What I'm doing now is pretty silly: mapply(paste, doy, snow_free) concatenates the day of year and the snow status together for each pixel as a string, apply(strstack, 2, FUN) runs the classifer on each pixel, and inside the apply function, I'm exploding each string using strsplit. As you might imagine, this is pretty inefficient, especially on 1 million pixels x 300 tiles.
Thanks!
I wouldn't try to get too fancy. A for loop might be all you need.
out <- numeric(n)
for(i in 1:n) {
out[i] <- snow_free(doy_stack[,i], snow_stack[,i])
}
Or, if you don't want to do the bookkeeping yourself,
sapply(1:n, function(i) snow_free(doy_stack[,i], snow_stack[,i]))
I've just encountered the same problem and, if I clearly understood the question, I may have solved it using mapply.
We'll use two 10x10 matrices populated with uniform random values.
set.seed(1)
X <- matrix(runif(100), 10, 10)
set.seed(2)
Y <- matrix(runif(100), 10, 10)
Next, determine how operations between the matrices will be performed. If it is row-wise, you need to transpose X and Y then cast to data.frame. This is because a data.frame is a list with columns as list elements. mapply() assumes that you are passing a list. In this example I'll perform correlation row-wise.

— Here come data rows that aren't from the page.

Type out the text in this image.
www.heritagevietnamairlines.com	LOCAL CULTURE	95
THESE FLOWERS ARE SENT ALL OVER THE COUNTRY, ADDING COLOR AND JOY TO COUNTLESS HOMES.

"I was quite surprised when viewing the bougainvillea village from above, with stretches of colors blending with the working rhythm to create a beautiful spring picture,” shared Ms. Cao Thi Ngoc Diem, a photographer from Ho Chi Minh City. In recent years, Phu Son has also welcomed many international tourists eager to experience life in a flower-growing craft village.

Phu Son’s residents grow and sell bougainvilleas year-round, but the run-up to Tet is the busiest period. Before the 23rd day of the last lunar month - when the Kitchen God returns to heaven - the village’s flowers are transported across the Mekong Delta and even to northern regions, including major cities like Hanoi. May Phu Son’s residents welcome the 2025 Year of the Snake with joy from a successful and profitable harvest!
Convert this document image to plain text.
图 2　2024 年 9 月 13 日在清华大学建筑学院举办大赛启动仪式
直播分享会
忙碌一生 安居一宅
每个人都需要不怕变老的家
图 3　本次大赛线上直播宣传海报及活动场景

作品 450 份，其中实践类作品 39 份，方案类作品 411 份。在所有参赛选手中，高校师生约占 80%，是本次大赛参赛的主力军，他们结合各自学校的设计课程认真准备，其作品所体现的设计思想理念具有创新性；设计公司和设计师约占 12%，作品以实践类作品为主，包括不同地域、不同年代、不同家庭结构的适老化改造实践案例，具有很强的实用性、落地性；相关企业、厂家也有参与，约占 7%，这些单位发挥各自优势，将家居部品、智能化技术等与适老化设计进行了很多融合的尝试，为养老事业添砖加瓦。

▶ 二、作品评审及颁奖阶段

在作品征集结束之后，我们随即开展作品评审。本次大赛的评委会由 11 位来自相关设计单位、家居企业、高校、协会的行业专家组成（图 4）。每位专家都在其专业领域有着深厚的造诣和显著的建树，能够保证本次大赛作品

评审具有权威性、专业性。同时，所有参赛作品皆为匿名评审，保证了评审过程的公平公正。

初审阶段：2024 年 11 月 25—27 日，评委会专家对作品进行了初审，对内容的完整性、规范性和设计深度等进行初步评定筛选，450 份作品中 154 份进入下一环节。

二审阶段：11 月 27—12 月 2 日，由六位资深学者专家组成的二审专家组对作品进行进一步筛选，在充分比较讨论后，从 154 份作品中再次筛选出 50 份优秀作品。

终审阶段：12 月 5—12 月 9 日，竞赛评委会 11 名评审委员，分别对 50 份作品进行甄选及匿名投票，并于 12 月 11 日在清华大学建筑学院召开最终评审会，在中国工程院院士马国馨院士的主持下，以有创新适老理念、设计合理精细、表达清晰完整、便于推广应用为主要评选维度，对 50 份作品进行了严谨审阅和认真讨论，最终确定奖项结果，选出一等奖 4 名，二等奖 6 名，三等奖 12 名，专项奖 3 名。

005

res.row <- mapply(function(x, y){cor(x, y)}, as.data.frame(t(X)), as.data.frame(t(Y)))
res.row[1]
V1
0.36788
should be the same as
cor(X[1,], Y[1,])
[1] 0.36788
For column-wise operations exclude the t():
res.col <- mapply(function(x, y){cor(x, y)}, as.data.frame(X), as.data.frame(Y))
This obviously assumes that X and Y have dimensions consistent with the operation of interest (i.e. they don't have to be exactly the same dimensions). For instance, one could require a statistical test row-wise but having differing numbers of columns in each matrix.
Wouldn't it be more natural to implement this as a raster stack? With the raster package you can use entire rasters in functions (eg ras3 <- ras1^2 + ras2), as well as extract a single cell value from XY coordinates, or many cell values using a block or polygon mask.
apply can work on higher dimensions (i.e. list elements). Not sure how your data is set up, but something like this might be what you are looking for:
apply(list(doy_stack, snow_stack), c(1,2), function(x) r_part(x[1], x[2]))